A thousand words rolled through her, but she didn’t try to sort through them. She stood and held out her hands. Cord, please! Say something!
“It’s all right,” she managed as Matt buried himself against her. “You’re alive. That’s all that matters.”
He felt wonderful! A dirty, tired bundle of bone and muscle now pressed against her. His arms slid around her waist; she gripped his shoulders, buried her face in his matted hair, and wondered how much longer she would be able to look down at him.
Matt, alive and well.
Matt, not a victim of some hunter’s gun.
Matt, given back to her by Cord.
Cord, who now stood a few feet away looking as if he didn’t know what to do with his body.
Talk to him, Cord. Tell him you love him.
Cord spun and stalked away from them. She nearly screamed at him before she spotted what had caught his attention. Standing at the edge of a bushy thicket were four men, all of them armed with rifles. Cord! No, don’t! They might-
He couldn’t hear her silent warning, and even if he had, his long, purposeful stride told her he was beyond listening. Without saying a word, he walked up to them and grabbed the rifle from one of the men before slamming it to the ground.

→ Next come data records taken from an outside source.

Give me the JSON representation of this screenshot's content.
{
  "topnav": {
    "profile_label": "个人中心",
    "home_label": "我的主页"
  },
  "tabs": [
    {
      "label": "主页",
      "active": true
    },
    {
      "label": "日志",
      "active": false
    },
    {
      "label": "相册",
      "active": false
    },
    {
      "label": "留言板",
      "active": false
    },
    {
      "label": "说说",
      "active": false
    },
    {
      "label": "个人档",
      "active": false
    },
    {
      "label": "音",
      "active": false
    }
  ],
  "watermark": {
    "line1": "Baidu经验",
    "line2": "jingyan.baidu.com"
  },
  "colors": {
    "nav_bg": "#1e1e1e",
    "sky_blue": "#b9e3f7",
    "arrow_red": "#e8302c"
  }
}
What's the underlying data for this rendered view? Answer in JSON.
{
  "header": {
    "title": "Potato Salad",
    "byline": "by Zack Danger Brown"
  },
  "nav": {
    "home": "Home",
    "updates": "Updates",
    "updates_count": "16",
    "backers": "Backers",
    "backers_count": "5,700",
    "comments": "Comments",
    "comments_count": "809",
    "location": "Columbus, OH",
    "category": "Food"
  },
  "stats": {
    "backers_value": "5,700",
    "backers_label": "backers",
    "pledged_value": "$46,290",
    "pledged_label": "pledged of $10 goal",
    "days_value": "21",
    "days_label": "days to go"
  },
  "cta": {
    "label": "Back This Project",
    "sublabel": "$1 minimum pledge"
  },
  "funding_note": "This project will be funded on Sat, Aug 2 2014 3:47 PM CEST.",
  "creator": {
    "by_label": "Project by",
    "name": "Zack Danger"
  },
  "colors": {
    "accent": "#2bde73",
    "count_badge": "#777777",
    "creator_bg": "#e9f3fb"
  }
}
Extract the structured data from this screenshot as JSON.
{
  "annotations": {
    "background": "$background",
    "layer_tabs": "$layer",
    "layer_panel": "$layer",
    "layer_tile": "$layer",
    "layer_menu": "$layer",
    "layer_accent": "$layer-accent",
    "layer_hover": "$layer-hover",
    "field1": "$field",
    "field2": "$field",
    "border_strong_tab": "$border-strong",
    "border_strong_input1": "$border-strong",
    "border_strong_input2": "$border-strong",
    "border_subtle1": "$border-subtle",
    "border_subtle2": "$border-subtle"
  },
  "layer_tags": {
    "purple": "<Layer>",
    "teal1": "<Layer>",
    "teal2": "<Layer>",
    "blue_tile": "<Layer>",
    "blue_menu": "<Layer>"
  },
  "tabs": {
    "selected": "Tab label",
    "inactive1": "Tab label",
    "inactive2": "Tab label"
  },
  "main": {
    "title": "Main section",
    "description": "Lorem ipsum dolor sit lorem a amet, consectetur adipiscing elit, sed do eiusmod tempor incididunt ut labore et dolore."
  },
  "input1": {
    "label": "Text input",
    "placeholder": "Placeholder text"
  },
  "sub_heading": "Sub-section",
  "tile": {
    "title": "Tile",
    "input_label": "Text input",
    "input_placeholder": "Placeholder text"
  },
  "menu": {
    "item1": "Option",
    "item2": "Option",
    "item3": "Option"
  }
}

“Damn you! Damn you! You almost -”
The rifleless man turned toward one of his companions, a shorter man in a faded red-and-white checked shirt and a face like sun-dried leather. “Chuck! You said it was an elk!”
“That ‘elk’ was my son.” Cord’s strong fingers had become fists. He kept them at his side, just barely. “You’re hunting out of season, shooting at anything that moves. If you’d been a decent shot…” Although close to a hundred feet separated her and Matt from the others, she saw Cord shudder. He concentrated on the man with the checkered shirt. “Chuck?” he asked. “Chuck Markham?”
“Yeah?” To her horror, instead of lowering his rifle, the way the other two men were doing, Chuck kept it firm and steady in his arms-aimed at Cord’s chest. “What of it?”
“Nothing matters to you except getting what you want, does it?” Cord stalked closer.
“What’s it to you? Your kid’s safe, isn’t he?”
What’s it to you? If she hadn’t been so focused on the weapon and her ex-husband, she might have flung the words at the horrible man.